Buy with Prime in the US and Multi-Channel Fulfillment (MCF) will wee the surcharge kick in on May 2. The surcharge applies to fulfillment fees not the sale price of items.
Cursor launched Cursor 3 and will more directly compete with Anthropic's Claude Code and OpenAI's Codex by giving developers the ability to manage multiple AI agents. In a blog post, Cursor said:
"The new Cursor interface brings clarity to the work agents produce, pulling you up to a higher level of abstraction, with the ability to dig deeper when you want. It's faster, cleaner, and more powerful, with a multi-repo layout, seamless handoff between local and cloud agents, and the option to switch back to the Cursor IDE at any time."
The interface of Cursor 3 provides access to multiple workspaces, runs agents in parallel and hands off between local and cloud environments.
OpenAI said it will buy Technology Business Programming Network (TBPN) to have big conversations about AGI and how AI changes society. I've always said every vendor is a publisher. Now OpenAI is proving out the case.

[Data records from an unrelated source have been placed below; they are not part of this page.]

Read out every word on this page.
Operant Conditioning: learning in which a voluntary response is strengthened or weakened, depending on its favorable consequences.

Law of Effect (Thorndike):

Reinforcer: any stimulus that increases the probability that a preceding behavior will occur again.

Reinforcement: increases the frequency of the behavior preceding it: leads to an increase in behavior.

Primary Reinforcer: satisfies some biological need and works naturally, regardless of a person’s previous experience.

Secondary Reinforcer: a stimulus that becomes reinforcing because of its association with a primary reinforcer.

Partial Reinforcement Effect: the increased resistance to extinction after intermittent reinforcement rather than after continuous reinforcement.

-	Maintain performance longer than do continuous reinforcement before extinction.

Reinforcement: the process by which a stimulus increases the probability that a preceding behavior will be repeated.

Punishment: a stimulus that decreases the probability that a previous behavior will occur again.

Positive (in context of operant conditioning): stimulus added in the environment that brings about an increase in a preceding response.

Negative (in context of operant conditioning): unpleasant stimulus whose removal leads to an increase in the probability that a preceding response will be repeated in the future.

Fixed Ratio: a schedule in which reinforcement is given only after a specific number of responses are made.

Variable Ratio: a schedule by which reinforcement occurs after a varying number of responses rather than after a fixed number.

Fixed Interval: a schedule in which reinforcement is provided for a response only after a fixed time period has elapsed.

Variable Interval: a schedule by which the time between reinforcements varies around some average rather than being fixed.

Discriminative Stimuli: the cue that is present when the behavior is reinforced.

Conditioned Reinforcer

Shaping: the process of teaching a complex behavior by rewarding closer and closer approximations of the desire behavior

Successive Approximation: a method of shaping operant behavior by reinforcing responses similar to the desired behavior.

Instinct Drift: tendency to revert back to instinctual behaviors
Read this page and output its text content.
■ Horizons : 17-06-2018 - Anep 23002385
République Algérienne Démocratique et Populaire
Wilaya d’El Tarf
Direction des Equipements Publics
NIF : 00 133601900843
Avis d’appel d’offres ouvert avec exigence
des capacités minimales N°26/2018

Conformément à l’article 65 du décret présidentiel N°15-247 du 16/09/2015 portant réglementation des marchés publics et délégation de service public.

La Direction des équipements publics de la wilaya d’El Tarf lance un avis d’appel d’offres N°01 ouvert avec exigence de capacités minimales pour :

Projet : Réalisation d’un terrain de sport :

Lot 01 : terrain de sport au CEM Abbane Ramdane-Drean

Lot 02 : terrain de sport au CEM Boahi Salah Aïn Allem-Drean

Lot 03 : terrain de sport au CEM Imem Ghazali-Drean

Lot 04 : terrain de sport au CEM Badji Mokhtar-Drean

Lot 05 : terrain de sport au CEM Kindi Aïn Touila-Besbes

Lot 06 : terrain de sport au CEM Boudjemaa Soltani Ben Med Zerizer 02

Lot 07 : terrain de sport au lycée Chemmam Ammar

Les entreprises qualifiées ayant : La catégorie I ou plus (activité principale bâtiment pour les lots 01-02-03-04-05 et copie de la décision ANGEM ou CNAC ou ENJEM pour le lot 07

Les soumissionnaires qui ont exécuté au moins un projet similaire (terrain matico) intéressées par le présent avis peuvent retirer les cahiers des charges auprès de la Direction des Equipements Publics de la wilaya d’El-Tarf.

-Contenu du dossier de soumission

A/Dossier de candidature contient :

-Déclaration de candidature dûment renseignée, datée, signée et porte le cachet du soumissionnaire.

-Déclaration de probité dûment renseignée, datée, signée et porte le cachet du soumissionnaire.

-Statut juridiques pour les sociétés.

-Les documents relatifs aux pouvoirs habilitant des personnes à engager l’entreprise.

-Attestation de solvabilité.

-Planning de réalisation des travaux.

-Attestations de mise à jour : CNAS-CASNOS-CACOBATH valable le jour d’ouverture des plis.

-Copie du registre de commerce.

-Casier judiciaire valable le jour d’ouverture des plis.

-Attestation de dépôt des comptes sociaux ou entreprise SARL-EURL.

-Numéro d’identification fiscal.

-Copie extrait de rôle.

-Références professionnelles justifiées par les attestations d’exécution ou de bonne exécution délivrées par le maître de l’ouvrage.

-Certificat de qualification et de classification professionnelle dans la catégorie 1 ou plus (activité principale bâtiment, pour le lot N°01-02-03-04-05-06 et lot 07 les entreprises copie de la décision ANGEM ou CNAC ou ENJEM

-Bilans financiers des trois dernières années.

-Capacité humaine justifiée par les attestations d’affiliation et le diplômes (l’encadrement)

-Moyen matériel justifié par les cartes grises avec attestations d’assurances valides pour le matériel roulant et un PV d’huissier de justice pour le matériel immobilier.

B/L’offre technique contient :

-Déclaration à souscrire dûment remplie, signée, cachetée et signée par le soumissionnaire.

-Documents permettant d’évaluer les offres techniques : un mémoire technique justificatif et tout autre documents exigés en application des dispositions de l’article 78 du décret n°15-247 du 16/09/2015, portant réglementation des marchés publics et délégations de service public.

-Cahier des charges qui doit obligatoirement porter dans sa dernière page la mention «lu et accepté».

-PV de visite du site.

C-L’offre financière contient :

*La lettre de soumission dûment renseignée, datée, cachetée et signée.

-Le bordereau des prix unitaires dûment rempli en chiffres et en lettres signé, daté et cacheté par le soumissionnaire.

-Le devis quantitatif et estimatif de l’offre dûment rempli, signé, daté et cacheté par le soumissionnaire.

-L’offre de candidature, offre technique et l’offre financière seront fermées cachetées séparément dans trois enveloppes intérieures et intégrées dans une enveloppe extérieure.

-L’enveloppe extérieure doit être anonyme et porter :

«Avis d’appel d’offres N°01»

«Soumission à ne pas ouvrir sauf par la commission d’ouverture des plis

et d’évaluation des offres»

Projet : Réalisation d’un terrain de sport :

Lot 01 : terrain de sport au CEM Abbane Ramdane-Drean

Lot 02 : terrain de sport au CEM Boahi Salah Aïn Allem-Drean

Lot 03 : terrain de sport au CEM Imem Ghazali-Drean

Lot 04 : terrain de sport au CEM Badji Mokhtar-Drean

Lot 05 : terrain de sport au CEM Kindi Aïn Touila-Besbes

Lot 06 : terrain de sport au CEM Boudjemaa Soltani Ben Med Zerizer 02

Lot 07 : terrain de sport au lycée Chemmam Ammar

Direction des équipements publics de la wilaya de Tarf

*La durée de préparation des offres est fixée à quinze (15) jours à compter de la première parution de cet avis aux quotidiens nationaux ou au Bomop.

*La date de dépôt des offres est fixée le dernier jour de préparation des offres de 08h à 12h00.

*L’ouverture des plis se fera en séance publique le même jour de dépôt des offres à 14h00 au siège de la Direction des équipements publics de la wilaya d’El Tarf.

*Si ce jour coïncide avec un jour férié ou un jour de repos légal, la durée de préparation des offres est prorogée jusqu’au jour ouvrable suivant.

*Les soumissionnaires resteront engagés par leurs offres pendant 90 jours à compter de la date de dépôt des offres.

Box said its new Box Agent is generally available and applies multiple AI models to unstructured data to carry out tasks. Box Agent will be able to search across content libraries, create files in various formats, analyze documents, summarize and complete multi-step tasks.
Box also added a bevy of features to Box AI Studio to create custom AI agents for workflows.
Cloudflare said it has used AI coding agents to create a content management system in two months. The CMS, called EmDash, is designed to be "the spiritual successor to WordPress."
"EmDash is written entirely in TypeScript. It is serverless, but you can run it on your own hardware or any platform you choose. Plugins are securely sandboxed and can run in their own isolate, via Dynamic Workers, solving the fundamental security problem with the WordPress plugin architecture. And under the hood, EmDash is powered by Astro, the fastest web framework for content-driven websites. EmDash is fully open source, MIT licensed, and available on GitHub."
Cloudflare's core pitch is that EmDash solves security issues with plugins.
EmDash is another interesting project from Cloudflare worth watching.
Microsoft launched 3 new models from its in-house AI team. The company rolled out MAI-Transcribe-1, MAI-Voice-1 and MAI-Image-2. The models are available in Microsoft Foundry and MAI Playground.
But the big takeaway from this launch needs to be viewed through a directional lens. Microsoft is building its own models and intends to be able to compete at the frontier levels in 2026 into 2027. In interviews with The Verge and Financial Times, Microsoft's AI head Mustafa Suleyman said the company is pursuing superintelligence, AI independence and reaching frontier model levels.
In other words, Microsoft's trio of models are a nice first installment but more of an indicator of where it's headed.